Potremmo alla fine domandarci: ma Dylan è tutto lì? Cosa è accaduto dopo? Come ha fatto il ragazzino che arriva a New York per rintracciare il suo mito musicale a diventare il riferimento di migliaia di cantautori (più o meno cloni) e di milioni di ascoltatori? Quesiti leciti, ma irrisolti, visto che il film intende solo giungere ai fatti di Newport. Irrisolti soprattutto perché Dylan, proprio da quei primi anni, non vorrà mai cambiare idea attorno alla considerazione centrale attorno a cui ruota il film: “non voglio essere quello che loro vogliono che io sia”. In una delle battute acide della sceneggiatura, il protagonista dice: “Loro vogliono che canti Blowin’ in the Wind per tutto il resto della mia vita”. Ebbene lo farà, continuerà a farlo, a cantarla. Ma cercando di rendere i suoi brani più famosi irriconoscibili, mascherandoli.

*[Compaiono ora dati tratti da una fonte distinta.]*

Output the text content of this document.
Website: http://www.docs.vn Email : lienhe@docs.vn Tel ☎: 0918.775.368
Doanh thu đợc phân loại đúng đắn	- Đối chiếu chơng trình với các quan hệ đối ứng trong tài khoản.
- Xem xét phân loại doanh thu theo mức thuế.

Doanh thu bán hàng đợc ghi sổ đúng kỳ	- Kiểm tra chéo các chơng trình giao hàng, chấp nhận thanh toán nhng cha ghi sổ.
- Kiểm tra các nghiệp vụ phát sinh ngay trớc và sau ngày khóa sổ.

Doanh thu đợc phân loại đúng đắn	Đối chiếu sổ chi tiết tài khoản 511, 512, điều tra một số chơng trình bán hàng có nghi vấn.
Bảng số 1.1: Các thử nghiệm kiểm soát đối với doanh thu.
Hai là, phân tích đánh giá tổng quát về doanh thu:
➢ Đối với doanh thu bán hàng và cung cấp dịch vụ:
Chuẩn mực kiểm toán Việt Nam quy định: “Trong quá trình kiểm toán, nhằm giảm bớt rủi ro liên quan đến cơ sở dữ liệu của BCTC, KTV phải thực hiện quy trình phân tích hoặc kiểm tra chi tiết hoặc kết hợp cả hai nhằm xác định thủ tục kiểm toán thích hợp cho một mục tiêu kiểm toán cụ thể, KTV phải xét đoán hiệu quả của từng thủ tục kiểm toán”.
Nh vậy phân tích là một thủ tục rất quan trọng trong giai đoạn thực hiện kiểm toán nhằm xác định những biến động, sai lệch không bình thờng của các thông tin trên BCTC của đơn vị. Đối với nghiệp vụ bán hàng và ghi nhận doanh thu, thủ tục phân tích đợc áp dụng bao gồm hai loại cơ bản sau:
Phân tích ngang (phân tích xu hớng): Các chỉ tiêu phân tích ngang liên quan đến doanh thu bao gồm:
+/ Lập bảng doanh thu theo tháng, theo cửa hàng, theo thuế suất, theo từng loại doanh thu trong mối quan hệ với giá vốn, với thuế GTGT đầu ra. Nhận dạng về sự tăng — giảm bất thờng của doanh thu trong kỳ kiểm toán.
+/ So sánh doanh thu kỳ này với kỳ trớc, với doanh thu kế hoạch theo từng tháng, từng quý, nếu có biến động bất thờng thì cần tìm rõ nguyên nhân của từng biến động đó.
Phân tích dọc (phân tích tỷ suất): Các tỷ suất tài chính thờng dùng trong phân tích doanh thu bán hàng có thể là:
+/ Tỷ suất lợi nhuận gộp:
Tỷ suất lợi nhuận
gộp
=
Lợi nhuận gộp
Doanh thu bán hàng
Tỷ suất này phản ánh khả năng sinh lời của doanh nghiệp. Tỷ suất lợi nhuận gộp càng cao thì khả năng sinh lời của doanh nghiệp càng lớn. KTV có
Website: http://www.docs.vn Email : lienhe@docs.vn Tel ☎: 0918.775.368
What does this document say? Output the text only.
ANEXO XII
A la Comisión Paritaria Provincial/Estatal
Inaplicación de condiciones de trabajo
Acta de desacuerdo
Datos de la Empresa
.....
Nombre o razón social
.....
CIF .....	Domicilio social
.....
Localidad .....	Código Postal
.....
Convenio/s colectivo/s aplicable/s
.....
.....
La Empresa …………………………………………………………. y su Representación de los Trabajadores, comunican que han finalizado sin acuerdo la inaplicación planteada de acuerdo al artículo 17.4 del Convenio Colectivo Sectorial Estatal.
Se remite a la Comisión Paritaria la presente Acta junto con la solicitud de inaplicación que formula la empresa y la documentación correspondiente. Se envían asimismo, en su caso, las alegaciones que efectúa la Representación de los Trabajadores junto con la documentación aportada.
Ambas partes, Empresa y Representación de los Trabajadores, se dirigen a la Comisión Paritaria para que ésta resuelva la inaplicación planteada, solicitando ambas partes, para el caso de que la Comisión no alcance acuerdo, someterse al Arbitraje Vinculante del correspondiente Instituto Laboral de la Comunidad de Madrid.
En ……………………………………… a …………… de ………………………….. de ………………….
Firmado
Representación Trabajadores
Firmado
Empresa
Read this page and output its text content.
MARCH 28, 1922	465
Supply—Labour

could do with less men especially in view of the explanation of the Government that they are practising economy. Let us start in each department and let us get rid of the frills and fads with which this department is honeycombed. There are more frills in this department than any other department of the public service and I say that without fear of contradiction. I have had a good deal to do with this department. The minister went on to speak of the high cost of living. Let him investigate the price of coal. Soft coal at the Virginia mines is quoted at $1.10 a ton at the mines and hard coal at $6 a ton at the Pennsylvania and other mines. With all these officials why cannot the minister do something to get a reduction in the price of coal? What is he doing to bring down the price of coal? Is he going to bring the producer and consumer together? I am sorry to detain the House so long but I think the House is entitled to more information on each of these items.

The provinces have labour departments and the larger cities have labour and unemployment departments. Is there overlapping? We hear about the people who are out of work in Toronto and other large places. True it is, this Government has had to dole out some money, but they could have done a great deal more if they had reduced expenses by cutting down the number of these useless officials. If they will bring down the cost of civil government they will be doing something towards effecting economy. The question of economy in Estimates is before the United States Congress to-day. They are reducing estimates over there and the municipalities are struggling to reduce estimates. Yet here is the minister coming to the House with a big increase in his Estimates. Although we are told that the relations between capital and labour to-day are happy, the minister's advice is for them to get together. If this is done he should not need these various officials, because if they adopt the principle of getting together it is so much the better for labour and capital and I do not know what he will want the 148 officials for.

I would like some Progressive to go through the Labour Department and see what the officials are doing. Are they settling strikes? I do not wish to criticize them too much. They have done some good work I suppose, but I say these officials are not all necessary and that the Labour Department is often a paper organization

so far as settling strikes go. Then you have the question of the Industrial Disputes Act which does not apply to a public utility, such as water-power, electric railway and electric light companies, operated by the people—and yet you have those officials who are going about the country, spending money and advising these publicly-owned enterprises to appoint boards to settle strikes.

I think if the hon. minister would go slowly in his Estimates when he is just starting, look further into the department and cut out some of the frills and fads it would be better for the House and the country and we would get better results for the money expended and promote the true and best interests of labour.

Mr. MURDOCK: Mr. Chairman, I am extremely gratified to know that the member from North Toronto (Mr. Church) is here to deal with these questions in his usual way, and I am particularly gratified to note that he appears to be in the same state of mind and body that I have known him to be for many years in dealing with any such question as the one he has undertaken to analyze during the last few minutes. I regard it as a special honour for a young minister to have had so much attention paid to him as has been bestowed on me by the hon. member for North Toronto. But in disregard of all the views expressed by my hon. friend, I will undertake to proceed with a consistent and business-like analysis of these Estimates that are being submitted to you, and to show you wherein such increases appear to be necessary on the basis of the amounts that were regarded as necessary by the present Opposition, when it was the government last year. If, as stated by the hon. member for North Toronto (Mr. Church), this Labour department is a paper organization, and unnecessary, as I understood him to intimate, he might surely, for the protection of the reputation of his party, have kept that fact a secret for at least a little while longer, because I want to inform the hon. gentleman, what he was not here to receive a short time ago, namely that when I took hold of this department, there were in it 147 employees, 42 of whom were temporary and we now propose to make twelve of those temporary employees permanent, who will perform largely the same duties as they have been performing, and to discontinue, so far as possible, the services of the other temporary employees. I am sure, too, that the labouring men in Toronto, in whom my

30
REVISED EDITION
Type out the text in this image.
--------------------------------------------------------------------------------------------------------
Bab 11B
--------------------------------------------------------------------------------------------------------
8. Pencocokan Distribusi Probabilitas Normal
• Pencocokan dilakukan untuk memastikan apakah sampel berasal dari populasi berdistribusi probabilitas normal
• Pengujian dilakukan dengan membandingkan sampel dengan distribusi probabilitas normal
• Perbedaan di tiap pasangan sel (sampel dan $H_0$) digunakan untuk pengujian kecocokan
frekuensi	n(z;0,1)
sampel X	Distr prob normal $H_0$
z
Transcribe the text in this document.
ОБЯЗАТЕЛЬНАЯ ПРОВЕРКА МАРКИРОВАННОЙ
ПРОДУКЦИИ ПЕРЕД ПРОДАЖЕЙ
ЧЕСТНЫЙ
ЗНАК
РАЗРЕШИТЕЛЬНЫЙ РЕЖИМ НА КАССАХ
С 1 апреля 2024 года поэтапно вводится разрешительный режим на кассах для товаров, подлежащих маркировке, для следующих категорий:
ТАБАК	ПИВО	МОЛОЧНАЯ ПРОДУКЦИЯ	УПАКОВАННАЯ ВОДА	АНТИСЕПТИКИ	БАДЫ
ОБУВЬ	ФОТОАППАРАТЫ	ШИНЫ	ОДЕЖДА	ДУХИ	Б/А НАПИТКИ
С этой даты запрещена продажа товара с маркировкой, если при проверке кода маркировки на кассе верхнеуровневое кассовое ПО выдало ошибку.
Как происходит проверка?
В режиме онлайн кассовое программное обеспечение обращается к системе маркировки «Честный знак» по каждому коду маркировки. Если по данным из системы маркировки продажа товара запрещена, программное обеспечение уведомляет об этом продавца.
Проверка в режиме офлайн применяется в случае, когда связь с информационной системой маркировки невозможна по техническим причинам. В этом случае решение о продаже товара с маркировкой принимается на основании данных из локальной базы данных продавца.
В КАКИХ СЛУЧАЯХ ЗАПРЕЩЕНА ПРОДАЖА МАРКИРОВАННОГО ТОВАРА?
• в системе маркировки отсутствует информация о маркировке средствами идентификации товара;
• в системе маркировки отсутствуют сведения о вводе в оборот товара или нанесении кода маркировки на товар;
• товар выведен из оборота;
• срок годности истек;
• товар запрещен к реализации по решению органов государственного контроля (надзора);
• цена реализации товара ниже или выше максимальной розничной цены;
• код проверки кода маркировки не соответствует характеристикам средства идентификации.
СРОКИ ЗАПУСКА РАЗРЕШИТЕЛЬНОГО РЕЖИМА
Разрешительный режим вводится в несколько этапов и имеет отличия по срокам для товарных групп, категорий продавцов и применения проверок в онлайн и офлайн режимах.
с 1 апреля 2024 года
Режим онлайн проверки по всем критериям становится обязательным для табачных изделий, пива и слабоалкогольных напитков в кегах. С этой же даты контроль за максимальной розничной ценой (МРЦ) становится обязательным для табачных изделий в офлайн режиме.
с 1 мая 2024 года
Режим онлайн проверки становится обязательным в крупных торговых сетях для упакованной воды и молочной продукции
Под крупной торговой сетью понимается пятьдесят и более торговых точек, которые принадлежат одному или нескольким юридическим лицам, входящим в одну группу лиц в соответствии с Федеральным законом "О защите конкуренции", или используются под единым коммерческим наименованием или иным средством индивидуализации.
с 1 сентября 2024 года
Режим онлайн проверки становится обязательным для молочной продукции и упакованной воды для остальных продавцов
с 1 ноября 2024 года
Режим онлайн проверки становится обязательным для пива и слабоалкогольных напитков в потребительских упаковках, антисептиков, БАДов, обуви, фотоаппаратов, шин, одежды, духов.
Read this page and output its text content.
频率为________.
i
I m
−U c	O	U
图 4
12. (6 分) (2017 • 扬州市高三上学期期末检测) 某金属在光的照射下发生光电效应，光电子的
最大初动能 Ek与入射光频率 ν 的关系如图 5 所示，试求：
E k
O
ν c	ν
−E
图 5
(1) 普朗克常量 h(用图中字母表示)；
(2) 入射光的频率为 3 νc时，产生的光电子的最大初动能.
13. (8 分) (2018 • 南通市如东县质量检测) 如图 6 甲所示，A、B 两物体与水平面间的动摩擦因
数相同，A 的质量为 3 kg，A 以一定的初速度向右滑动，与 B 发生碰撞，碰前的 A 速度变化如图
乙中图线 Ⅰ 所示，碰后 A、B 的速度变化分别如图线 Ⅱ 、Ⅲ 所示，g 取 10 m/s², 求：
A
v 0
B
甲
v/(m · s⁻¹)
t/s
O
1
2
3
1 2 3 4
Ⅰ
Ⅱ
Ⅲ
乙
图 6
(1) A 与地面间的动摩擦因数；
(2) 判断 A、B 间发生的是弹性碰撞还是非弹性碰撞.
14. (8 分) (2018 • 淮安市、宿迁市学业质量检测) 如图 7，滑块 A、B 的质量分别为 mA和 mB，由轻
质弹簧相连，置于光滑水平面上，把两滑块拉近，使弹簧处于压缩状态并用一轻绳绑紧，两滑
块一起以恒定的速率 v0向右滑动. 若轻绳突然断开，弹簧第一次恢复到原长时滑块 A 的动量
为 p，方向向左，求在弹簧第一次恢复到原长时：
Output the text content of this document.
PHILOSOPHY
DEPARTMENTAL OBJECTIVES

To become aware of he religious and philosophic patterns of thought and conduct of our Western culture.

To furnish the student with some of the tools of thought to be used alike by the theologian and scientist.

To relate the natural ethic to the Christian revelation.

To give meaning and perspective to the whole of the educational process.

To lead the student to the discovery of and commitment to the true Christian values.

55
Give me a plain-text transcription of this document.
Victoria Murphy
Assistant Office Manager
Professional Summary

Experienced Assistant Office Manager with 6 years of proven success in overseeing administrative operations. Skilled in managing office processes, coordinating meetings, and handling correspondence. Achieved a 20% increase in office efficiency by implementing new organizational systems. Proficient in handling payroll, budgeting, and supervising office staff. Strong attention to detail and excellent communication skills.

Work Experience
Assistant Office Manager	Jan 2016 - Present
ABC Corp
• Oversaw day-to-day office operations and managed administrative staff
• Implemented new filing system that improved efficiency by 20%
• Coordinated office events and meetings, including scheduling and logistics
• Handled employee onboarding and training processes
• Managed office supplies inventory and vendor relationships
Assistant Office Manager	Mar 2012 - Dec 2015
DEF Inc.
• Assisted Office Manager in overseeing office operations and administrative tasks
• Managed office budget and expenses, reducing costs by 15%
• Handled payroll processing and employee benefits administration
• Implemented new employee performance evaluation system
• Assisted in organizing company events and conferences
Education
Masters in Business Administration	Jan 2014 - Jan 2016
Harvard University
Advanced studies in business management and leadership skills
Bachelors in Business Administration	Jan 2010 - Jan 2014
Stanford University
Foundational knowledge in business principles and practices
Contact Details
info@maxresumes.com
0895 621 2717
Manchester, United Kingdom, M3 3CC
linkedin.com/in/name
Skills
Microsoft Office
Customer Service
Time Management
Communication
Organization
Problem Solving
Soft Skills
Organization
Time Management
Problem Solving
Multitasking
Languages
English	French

Da lì in poi quasi tutte le sue canzoni assumeranno una veste ritmica (e a volte anche melodica) differente, saranno cantate in modo imprevedibile quasi per giocare con il pubblico. Come a dire: io e le mie canzoni non siamo un prodotto di consumo. Già pochi anni dopo il periodo raccontato nel film di Mangold, in “Before the Flood” (superbo disco registrato live con The Band, il gruppo che Martin Scorsese ha immortalato nel film “The Last Waltz”), “Blowin’ in the Wind”diventerà un poderoso rock, lento, invadente e trascinante. È la stessa canzone, ma è anche un’altra cosa. Una cosa sconosciuta. Completamente sconosciuta.